Summary
Highlights
This section introduces oxidative phosphorylation, explaining its importance in producing ATP (energy). It defines oxidation and reduction, highlighting that reduced molecules have more energy and are more likely to donate electrons. NADH and FADH2 are identified as key electron carriers.
A brief overview of how NADH and FADH2 are generated from glycolysis and the Citric Acid Cycle is provided. Glycolysis produces pyruvate, which is then converted to Acetyl-CoA, entering the Citric Acid Cycle to produce more NADH and FADH2. These carriers then donate electrons to the electron transport chain.
The electron transport chain consists of four main electron carrier complexes (Complex I, II, III, IV) located in the inner mitochondrial membrane, along with ATP Synthase (Complex V). Each complex is named and their roles are briefly introduced.
NADH transfers its electrons to Complex I, forming NAD+. These electrons are passed through a series of carriers within Complex I to Coenzyme Q, reducing it to QH2. During this process, 4 protons are pumped from the matrix to the intermembrane space, creating a proton gradient.
FADH2 donates its electrons to Complex II, also known as Succinate Dehydrogenase. Similar to Complex I, electrons are passed to Coenzyme Q, reducing it to QH2. Unlike Complex I, no protons are pumped in Complex II.

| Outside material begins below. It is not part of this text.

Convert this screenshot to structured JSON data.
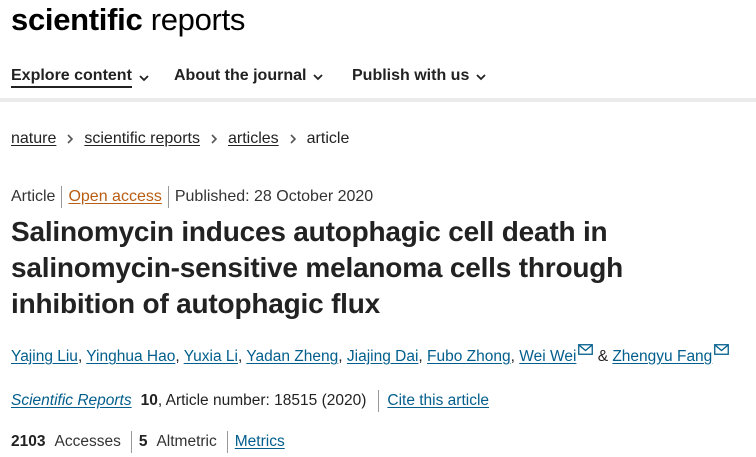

QH2, being mobile, carries electrons from Complex I and II to Complex III. In Complex III, QH2 is oxidized back to Coenzyme Q, and electrons are passed to Cytochrome C. Complex III pumps 4 protons from the matrix to the intermembrane space.
Cytochrome C, a mobile carrier, delivers electrons to Complex IV. Within Complex IV, electrons are transferred to the final electron acceptor, molecular oxygen, which combines with protons to form water. Complex IV pumps 2 protons from the matrix to the intermembrane space.
The continuous pumping of protons into the intermembrane space establishes a proton gradient, making it more positively charged than the matrix. This gradient creates a proton motive force, which is potential energy used to drive ATP synthesis.
ATP Synthase (Complex V) has two components: F0 (a proton channel) and F1 (where ATP production occurs). Protons flow back into the matrix through F0, causing rotation which stimulates F1 to combine ADP and Pi to produce ATP. This process is known as Chemiosmosis or the Chemiosmotic theory.
Various inhibitors can block specific parts of the electron transport chain. Rotenone inhibits Complex I, Antimycin A inhibits Complex III, and Cyanide and Carbon Monoxide inhibit Complex IV by preventing oxygen from accepting electrons. Oligomycin and DCCD inhibit ATP Synthase (F0 component).
Uncouplers like DNP (dinitrophenol) decouple the electron transport chain from ATP synthesis by providing an alternative pathway for protons to re-enter the matrix, thus dissipating the proton gradient. This leads to increased oxygen consumption and heat production but stops ATP synthesis. Natural uncouplers like thermogenin in brown fat serve a similar purpose for heat generation.
The video summarizes the total ATP generated from the aerobic oxidation of one glucose molecule. Glycolysis yields 2 ATP and 2 NADH (5 ATP equivalent). The transition step generates 2 NADH (5 ATP equivalent). The Citric Acid Cycle produces 2 ATP, 6 NADH (15 ATP equivalent), and 2 FADH2 (3 ATP equivalent), totaling 32 ATP per glucose molecule.